How to optimize A'PA computation for memory use

Stefano_B_ · ‎04-29-2016

Hi,

I am setting up several weighted normal matrices as A'PA, where A is the first design matrix of size nObs x nPar and P is the weight matrix of size nObs x nObs . A'PA is then a symmetric matrix of size nPar x nPar. I perform this operation using the DSYMM + DGEMM routines.

! Memory allocation
       IF (ASSOCIATED(AA))    DEALLOCATE(AA)
       ALLOCATE(AA(NOBS,NPAR),stat=ii)

       IF (ASSOCIATED(PA))    DEALLOCATE(PA)
       ALLOCATE(PA(NOBS,NPAR),stat=ii)

! I actually just need the U or L triangular part of it (symmetric)
       IF (ASSOCIATED(ATPA))    DEALLOCATE(ATPA)
       ALLOCATE(ATPA(NPAR,NPAR),stat=ii)

! Set up of PA
       CALL dsymm('L', 'U', nObs, nPar, 1.d0, P_f, nObs, AA, nObs, 0.d0, PA, nObs)

! Setup of A'PA
       CALL dgemm('T','N',nPar,nPar,nObs,1.d0,AA,nObs,PA,nObs,1.d0,ATPA,nPar)

! Deallocation of AA, PA
    IF (ASSOCIATED(AA))    DEALLOCATE(AA)
    IF (ASSOCIATED(PA))    DEALLOCATE(PA)

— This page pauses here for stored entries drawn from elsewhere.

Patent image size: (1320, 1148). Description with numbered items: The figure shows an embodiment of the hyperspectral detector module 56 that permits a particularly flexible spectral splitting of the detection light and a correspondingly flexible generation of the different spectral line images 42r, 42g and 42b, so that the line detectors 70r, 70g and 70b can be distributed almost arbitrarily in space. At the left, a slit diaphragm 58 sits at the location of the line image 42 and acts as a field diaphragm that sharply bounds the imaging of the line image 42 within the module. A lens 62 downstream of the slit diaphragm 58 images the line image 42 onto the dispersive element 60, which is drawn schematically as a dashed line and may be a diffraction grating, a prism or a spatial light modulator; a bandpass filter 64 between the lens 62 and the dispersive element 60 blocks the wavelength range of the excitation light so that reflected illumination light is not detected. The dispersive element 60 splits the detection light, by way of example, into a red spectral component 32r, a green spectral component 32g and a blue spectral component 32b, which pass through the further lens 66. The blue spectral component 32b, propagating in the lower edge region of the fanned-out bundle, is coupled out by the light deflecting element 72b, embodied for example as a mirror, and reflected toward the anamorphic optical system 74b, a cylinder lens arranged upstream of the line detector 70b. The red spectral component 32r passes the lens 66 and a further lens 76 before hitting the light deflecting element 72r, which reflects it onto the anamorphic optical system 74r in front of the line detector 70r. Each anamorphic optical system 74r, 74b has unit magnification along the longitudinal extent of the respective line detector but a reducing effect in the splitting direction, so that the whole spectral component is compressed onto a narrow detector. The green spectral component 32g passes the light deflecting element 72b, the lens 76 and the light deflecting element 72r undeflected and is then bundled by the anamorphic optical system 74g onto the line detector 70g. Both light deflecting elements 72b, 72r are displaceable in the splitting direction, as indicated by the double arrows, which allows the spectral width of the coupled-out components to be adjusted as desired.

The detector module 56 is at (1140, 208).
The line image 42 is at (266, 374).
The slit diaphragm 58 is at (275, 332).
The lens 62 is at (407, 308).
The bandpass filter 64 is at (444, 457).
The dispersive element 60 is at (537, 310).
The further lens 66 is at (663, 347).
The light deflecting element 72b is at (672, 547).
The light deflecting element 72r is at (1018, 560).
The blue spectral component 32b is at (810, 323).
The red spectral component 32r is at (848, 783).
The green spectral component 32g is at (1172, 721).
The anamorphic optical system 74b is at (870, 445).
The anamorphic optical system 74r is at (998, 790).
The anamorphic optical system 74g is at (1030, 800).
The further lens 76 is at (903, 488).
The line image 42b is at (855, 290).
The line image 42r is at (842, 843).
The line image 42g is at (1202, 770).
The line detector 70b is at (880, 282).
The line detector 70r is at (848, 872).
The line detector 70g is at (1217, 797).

Now, in my case nPar is as large as 90000 (or more), so that I need to allocate a very large amount of memory for the output (A'PA). In principle, I just need the upper or lower triangular matrix (since it's symmetric) but I cannot find a way to avoid the simultaneous allocation of the 90000x90000 matrix (needed as output by DGEMM) and of the triangular matrix (which is approximately half the size) where I would copy the part I am interested in before deallocating the full one.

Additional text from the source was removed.